Cambodia National Rescue Party President Sam Rainsy at RFA's studio, Dec. 15, 2016. |
Sam Rainsy to Sue Cambodia’s Prime Minister in The International Criminal Court
RFA | 8 February 2017
The
leader of Cambodia’s opposition party plans to sue the country’s prime minister
in the International Criminal Court over a failed plan to militarize the
country’s border after the fall of the Khmer Rouge in the late 1970s.
“I will
not file a complaint to get money for myself,” Cambodia National Rescue Party
(CNRP) leader Sam Rainsy told RFA’s Khmer Service on Wednesday. “I will file
the complaint to seek justice for the entire population of Cambodia.”
Known as
K5, the plan has been described as an attempt to build a kind of “Berlin Wall”

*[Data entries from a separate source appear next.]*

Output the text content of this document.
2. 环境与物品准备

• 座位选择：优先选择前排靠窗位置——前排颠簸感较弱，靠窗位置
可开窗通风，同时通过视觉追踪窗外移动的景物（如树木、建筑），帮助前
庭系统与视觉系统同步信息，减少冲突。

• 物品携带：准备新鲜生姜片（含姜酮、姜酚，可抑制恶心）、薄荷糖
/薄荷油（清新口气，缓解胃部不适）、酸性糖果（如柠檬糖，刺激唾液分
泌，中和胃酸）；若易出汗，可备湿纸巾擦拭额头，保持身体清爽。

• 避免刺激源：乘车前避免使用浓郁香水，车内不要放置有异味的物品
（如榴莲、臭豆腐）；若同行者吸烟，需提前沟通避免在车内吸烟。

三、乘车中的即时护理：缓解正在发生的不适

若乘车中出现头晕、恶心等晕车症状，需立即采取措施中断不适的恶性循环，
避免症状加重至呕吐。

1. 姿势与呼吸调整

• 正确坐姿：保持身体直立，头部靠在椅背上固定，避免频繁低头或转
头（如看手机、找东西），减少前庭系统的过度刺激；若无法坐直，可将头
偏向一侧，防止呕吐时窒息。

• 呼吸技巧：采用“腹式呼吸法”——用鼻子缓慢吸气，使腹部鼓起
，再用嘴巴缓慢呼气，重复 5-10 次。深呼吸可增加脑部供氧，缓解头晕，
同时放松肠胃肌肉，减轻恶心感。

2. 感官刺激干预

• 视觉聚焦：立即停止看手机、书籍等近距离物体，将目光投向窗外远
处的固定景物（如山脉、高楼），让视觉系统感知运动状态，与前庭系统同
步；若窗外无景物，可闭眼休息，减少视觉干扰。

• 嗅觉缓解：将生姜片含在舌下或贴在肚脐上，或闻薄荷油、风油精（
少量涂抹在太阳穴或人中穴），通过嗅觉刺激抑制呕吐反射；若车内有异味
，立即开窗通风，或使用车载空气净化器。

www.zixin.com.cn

on the Thai border in an effort to prevent the Pol Pot-led Khmer Rouge and
other guerillas from reestablishing their bases and infiltrating Cambodia after
their defeat by the Vietnamese in 1979.
While K5
was never completed, it’s estimated that up to a million Cambodian workers were
pressed into duty as slave laborers to clear the land for the proposed
fortifications.
Thousands
of Cambodians and ethnic Chinese died from disease or were killed or disabled
by land mines as they labored on the ill-conceived project, which was bedeviled
by corruption and mismanagement.
Sam
Rainsy wrote on his Facebook on Feb. 7, that hundreds of thousands of
Cambodians were forcibly sent to help build the "strategic" K5 Wall
along the border with Thailand.
Many
never returned, and only their ashes were returned to their families, he wrote
in the post, adding that he is in the process of collecting more evidence and
witness testimonies.
After his
investigation is complete, he then plans to file a case with the ICC.
The ICC
has convicted only 39 individuals since it was established in 1998, and Sam
Rainsy’s case appears to be a long shot. But the attempt reflects the rising
tensions between Hun Sen and his ruling Cambodian People’s Party (CPP) and Sam
Rainsy and the Cambodia National Rescue Party.
‘Sam
Rainsy has been cornered’
Hun Sen’s
own previous involvement with the Khmer Rouge is clouded in secrecy, and his
relationship with Vietnam has become a potent political issue as the opposition
has attempted to paint him as Hanoi’s stooge.
Sam
Rainsy has been living in France since 2015 to avoid arrest for a defamation
case brought by former Foreign Minister Hor Namhong in 2008, and he has been
convicted in several court cases brought by members of the CPP.
In
October, Hun Sen ordered police, immigration, and aviation authorities to
"use all ways and means" to prevent the opposition leader from
returning to the country, as Sam Rainsy has pledged to do before the country’s
elections.
In
January, Hun Sen filed a defamation suit against Sam Rainsy for remarks made
during a Jan. 14 speech in Paris in which the opposition leader accused the
Cambodian strongman of giving a $1 million bribe to rising opposition social
media star Thy Sovantha to persuade her to switch loyalties to the ruling
party.
Despite
the legal battles, Sam Rainsy told RFA he still holds out hope for a
reconciliation.
“We need
to remind ourselves that our country has lost some land to foreigners,” he
said. “We have been taken advantage of, looked down on, and exploited by
foreigners. We must not fight or kill each other.”
CPP
spokesman Sok Eysan threw cold water on the reconciliation notion.
“Sam
Rainsy has been cornered," he told RFA. "His political life is
numbered now.”
To build
K5, the Vietnamese military command in Cambodia began hacking a path through
the jungle along the border with the intent to mine and fortify the border in
1984.
At the
time, Hun Sen was a rising figure in the Vietnamese-installed government that ruled
the country. In early 1985 he was elevated to the post of prime minister.
The late
Sin Sen, who was deputy Interior Minister for the People’s Republic of
Kampuchea—as the country was known at the time—has said that Hun Sen ran the
operation.
“K5 was led
by Hun Sen. He was assigned the responsibility by Vietnam,” Sin Sen said
according to the 2015 report “30 Years of Hun Sen” written by the New
York-based investigative nongovernmental organization Human Rights Watch.